Dages v. Melrose Iron Co.

140 N.Y.S. 392 | N.Y. App. Term. | 1913

GERARD, J.

This action was brought to recover for work, labor, and services alleged to have been rendered by the plaintiff and by plaintiff’s assignor. The defendant by its answer admitted the two *393causes of action alleged, but, as a separate defense, alleged that there had been an adjudication of the plaintiff’s rights herein, the plaintiff having recovered a judgment against one Alfred K. Barker for the sapie causes of action and for the same amounts as alleged in the complaint in this action, and that, by so obtaining said judgment against said Barker, plaintiff elected to hold said Barker liable on the causes of action alleged in the complaint and is estopped from any recovery against the defendant. The claim of plaintiff is that he sues the defendant herein, the Melrose Iron Company, as an undisclosed principal, and he admits that he sued Barker, the agent, for the same work.

[1] It is undoubtedly the rule that, where there is an undisclosed principal, the plaintiff may sue the agent and sue the principal until he gets satisfaction from one. Tew v. Wolfsohn, 77 App. Div. 454, 79 N.-Y. Supp. 286, where it is said:

“The doctrine of an election in its general application is unsuitable and harsh, and it should not be applied to an action brought upon a contract made by an agent, without disclosing his principal, until the debt has been satisfied by one or the other.”
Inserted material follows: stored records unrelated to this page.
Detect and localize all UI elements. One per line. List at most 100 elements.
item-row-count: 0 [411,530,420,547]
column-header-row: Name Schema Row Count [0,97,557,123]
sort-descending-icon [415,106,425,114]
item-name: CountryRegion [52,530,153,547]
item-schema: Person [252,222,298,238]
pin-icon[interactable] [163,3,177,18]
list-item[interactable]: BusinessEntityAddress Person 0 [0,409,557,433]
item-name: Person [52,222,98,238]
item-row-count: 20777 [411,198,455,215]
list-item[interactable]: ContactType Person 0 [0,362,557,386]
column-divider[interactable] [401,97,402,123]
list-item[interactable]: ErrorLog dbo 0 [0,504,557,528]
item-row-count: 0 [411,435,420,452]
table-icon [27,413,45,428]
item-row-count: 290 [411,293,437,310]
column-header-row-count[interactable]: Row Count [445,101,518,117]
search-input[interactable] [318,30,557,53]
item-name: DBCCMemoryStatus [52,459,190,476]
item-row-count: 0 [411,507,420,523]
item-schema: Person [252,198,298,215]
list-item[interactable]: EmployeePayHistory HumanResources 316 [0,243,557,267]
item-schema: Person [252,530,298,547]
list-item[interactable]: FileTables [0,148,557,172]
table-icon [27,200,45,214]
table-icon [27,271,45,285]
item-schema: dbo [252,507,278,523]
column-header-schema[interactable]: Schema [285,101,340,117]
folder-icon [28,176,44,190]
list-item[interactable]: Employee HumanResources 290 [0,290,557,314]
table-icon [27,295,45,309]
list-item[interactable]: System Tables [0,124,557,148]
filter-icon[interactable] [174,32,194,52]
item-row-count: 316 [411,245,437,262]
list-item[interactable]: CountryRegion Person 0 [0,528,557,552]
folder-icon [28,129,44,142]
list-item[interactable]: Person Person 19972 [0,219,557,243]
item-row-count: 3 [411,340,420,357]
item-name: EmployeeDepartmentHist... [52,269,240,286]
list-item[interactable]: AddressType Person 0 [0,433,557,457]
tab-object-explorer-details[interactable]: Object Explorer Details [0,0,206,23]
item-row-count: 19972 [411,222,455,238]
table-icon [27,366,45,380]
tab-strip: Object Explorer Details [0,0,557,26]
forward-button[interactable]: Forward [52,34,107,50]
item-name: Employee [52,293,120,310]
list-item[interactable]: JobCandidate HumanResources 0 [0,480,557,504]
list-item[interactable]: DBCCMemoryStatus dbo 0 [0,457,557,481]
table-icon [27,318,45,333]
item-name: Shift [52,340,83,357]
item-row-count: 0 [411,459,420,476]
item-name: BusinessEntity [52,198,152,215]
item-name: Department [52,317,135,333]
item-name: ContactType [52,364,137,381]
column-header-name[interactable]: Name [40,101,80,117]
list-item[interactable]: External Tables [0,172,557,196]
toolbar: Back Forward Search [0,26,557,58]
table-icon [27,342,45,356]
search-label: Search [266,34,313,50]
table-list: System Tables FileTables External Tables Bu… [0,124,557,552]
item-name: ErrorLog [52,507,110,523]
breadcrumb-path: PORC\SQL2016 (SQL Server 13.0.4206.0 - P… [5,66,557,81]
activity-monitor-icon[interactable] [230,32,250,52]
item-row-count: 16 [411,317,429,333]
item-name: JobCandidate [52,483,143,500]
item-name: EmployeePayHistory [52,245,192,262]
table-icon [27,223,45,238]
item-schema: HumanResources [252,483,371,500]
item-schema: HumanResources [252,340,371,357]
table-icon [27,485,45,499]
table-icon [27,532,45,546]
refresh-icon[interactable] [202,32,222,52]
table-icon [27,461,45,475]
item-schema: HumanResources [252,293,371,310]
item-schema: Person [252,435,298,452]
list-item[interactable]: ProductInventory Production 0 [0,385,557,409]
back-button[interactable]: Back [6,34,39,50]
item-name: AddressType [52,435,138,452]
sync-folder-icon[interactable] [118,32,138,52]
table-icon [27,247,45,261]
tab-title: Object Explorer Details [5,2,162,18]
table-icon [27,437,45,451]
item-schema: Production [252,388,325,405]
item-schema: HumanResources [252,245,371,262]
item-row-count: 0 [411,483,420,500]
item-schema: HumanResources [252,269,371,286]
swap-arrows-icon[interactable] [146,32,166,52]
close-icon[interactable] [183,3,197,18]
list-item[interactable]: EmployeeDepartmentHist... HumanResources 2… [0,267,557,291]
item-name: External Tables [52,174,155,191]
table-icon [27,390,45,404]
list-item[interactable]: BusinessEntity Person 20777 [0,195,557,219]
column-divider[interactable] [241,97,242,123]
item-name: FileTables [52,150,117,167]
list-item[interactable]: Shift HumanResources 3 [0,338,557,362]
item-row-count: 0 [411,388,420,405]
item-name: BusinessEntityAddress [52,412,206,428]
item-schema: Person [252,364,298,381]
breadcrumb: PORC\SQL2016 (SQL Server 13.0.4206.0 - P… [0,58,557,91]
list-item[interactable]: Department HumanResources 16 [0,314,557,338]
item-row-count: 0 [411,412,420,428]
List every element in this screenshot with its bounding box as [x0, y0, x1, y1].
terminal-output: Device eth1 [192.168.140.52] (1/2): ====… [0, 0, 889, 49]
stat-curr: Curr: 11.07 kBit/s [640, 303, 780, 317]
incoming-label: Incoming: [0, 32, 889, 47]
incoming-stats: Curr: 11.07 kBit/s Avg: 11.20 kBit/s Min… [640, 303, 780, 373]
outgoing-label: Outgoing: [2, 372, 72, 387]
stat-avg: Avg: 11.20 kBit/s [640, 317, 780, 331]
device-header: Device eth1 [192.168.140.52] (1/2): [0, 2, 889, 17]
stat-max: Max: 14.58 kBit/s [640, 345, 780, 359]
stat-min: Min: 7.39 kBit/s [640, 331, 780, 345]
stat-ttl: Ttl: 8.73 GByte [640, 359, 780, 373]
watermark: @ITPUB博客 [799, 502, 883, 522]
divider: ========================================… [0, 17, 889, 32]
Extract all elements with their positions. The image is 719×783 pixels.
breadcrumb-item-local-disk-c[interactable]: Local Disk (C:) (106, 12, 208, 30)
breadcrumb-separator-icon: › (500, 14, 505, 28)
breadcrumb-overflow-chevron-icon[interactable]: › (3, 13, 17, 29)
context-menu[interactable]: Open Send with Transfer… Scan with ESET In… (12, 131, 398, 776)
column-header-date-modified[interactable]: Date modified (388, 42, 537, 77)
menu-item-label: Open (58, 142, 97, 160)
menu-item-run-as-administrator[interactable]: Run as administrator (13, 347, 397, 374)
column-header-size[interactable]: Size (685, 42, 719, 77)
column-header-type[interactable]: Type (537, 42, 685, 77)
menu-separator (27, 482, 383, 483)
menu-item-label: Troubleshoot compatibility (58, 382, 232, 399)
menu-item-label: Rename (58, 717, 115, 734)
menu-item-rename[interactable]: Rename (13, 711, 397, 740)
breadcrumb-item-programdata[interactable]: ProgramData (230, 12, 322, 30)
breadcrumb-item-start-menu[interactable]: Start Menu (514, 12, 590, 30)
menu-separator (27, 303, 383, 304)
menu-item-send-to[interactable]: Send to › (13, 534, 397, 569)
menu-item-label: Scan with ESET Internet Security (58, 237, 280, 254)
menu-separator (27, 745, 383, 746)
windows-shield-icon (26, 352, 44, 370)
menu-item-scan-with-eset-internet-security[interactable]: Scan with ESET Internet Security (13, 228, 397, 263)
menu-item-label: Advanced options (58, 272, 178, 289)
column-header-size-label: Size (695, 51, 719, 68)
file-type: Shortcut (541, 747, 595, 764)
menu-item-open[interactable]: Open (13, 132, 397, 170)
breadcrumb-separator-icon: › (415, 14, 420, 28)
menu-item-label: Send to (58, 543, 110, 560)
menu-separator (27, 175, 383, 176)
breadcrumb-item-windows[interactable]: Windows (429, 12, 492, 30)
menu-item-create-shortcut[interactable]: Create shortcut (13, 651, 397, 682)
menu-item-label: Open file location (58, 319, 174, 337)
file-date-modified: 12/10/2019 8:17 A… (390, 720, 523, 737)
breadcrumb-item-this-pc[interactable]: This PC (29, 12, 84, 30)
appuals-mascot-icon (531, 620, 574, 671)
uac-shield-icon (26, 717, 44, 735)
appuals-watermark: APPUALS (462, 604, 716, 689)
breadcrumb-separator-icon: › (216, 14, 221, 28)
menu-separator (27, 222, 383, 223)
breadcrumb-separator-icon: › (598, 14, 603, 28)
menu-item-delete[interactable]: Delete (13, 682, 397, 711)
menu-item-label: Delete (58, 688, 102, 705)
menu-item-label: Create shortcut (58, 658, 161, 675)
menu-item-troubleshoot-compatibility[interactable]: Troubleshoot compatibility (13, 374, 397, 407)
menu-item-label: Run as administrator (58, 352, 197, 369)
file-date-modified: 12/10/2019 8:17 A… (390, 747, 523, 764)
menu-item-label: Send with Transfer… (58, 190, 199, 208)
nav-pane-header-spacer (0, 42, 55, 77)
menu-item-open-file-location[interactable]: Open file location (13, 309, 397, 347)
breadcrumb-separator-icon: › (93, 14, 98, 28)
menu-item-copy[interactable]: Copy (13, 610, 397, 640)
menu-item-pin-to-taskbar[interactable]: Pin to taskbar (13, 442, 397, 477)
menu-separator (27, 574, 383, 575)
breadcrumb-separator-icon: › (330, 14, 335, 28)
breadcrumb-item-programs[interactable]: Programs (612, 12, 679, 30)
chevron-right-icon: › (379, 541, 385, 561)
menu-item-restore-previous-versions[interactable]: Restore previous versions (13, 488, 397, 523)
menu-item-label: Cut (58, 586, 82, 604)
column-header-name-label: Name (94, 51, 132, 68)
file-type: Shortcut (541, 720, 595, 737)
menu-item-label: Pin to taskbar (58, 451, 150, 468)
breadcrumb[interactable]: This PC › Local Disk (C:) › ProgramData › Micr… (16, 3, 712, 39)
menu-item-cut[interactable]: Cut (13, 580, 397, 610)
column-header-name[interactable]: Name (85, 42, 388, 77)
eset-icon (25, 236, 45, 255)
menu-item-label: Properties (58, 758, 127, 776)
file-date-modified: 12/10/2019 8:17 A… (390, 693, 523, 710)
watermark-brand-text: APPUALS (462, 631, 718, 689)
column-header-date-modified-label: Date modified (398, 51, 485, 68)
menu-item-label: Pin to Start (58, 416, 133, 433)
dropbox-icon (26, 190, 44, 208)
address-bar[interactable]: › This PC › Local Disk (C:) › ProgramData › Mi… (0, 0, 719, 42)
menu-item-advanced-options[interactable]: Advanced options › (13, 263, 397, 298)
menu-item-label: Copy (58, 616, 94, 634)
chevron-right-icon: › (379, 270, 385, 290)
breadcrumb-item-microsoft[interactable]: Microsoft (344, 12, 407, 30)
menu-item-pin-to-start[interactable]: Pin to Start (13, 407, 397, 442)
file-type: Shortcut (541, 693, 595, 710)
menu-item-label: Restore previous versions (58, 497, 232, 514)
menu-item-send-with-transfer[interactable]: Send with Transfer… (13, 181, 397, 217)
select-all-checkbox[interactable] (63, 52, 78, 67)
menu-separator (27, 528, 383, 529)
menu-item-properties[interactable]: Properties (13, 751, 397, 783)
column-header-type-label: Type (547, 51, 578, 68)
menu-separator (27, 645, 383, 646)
[2] But it is claimed by respondent that it is also the law that, if the party suing has full knowledge and sues one, he is then held to his election. In the case at bar it was proved at the trial that plaintiff and plaintiff’s assignor had rendered a bill to the Melrose Iron Company for some work and had also receipted to the Melrose Iron Company for a payment' on account of some work; but there was no evidence whatever to show that this work, to which these papers had reference, was the work for which compensation is claimed in this action. All that these papers proved was that, before the commencement of the action against the agent Barker, the plaintiff and his assignor had knowledge of the existence of the Melrose Iron Company. This was not enough. Whether respondent is right or not as to his contention as to the law, even according to this contention, full knowledge of the whole transaction on the part of the plaintiff must be shown. No knowledge was brought home to the plaintiff in this action to show that he or his assignor knew, before suing the agent, that the agent was acting for the Melrose Iron Company, his undisclosed principal.

Plaintiff’s assignor testified that these papers were dictated to him by the supposed partner of the agent Barker, one Selig, and that he sent the bill "with plaintiff’s consent; but, whether or not the plaintiff or his assignor knowingly signed these instruments, they prove nothing but that the plaintiff and his assignor knew of the existence of the Melrose Iron Company and did some work, not necessarily the work sued for here, for it, and therefore do not prove that the Melrose Iron Company was the undisclosed principal with reference to the work sued on in this action.

The judgment therefore must be reversed, and a new trial ordered, with costs to the appellant to abide the event. All concur.